The language in Section 41-9-5 effectuates the purposes of ROIA. The provisions therein set out what materials are discoverable and when the peer review privilege prohibits discovery. The statute allows discovery of all data and information acquired by a peer review organization when necessary to carry out any of the purposes of the review organization stated in Section 41-9-2(E)(l) through (8), or when there is a judicial appeal from the action of the review committee. It also allows for disclosure of what transpired at a meeting of the review organization by a member of the review organization for these same two reasons.
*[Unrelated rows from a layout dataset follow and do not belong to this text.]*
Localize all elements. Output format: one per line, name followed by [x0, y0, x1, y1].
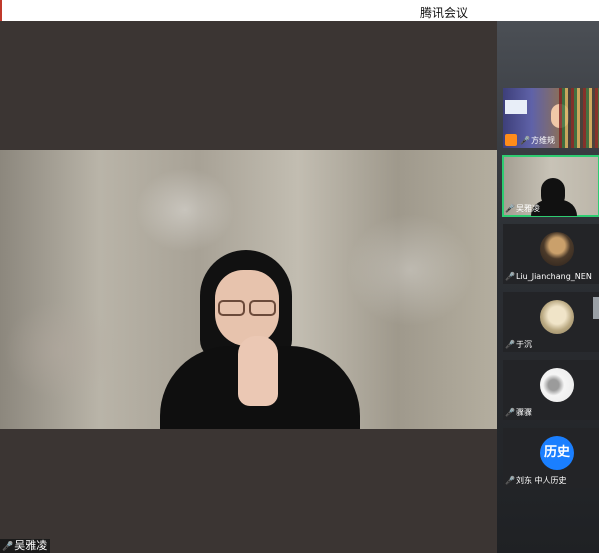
scrollbar[interactable] — [593, 297, 599, 319]
main-stage — [0, 21, 497, 553]
avatar — [540, 300, 574, 334]
microphone-icon: 🎤 — [2, 542, 14, 552]
participant-label: 🎤骤骤 — [505, 408, 532, 417]
participant-tile[interactable]: 🎤方维规 — [503, 88, 599, 148]
muted-mic-icon: 🎤 — [505, 476, 515, 485]
participant-label: 🎤刘东 中人历史 — [505, 476, 567, 485]
screen-share-icon — [505, 100, 527, 114]
participant-tile[interactable]: 🎤骤骤 — [503, 360, 599, 420]
avatar: 历史 — [540, 436, 574, 470]
participant-label: 🎤方维规 — [520, 136, 555, 145]
participant-label: 🎤吴雅凌 — [505, 204, 540, 213]
participant-tile-active[interactable]: 🎤吴雅凌 — [502, 155, 599, 217]
host-badge-icon — [505, 134, 517, 146]
muted-mic-icon: 🎤 — [505, 272, 515, 281]
participant-label: 🎤Liu_Jianchang_NEN — [505, 272, 592, 281]
participant-tile[interactable]: 🎤于沉 — [503, 292, 599, 352]
participant-label: 🎤于沉 — [505, 340, 532, 349]
participant-tile[interactable]: 🎤Liu_Jianchang_NEN — [503, 224, 599, 284]
main-speaker-video[interactable] — [0, 150, 497, 429]
avatar — [540, 368, 574, 402]
muted-mic-icon: 🎤 — [505, 340, 515, 349]
window-title: 腾讯会议 — [420, 6, 469, 20]
speaker-name: 吴雅凌 — [14, 539, 48, 552]
speaker-figure — [160, 250, 360, 429]
microphone-icon: 🎤 — [520, 136, 530, 145]
microphone-icon: 🎤 — [505, 204, 515, 213]
title-bar: 腾讯会议 — [0, 0, 599, 44]
participant-tile[interactable]: 历史 🎤刘东 中人历史 — [503, 428, 599, 488]
muted-mic-icon: 🎤 — [505, 408, 515, 417]
avatar — [540, 232, 574, 266]
speaker-name-tag: 🎤吴雅凌 — [0, 539, 51, 553]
In addition, the statute provides for discovery of data and information if otherwise available from original sources. That means that information, in whatever form available, from original sources other than the medical review organization is not immune from discovery or use at trial merely because it was presented during a medical review proceeding; neither is one who is a member of the review organization prevented from testifying regarding information he learned from sources other than the review organization itself, even though that information might have been shared by the committee. The statute only prohibits discovery of “data and information acquired by a review organization in the exercise of its duties.” (emphasis added). It is therefore unnecessary to further confine the peer review privilege to “exclusively generated” data and information by the review organization as the majority opinion does.

Moreover, the majority’s inclusion of a second level of review effectively destroys any concept of confidentiality in the statute. The majority holds that even after the trial court has initially concluded that certain-evidence is confidential, the court can still compel production of this privileged evidence if the success or failure of a litigant’s cause of action would likely turn on that evidence. This gives a party a second *204bite of the apple and, in essence, permits all information to be discoverable. Furthermore, a second level of review is so contrary to the language and purposes of the statute that in effect it is judicial legislation; and this, we have said repeatedly we will not do. See Thomas v. Henson, 102 N.M. 326, 695 P.2d 476 (1985); Bolles v. Smith, 92 N.M. 524, 591 P.2d 278 (1979); Varos v. United Oil Co. of California, 101 N.M. 713, 688 P.2d 31 (Ct.App.1984).

For the above stated reasons, I find that Section 41-9-5 is constitutional and would grant a permanent writ of prohibition.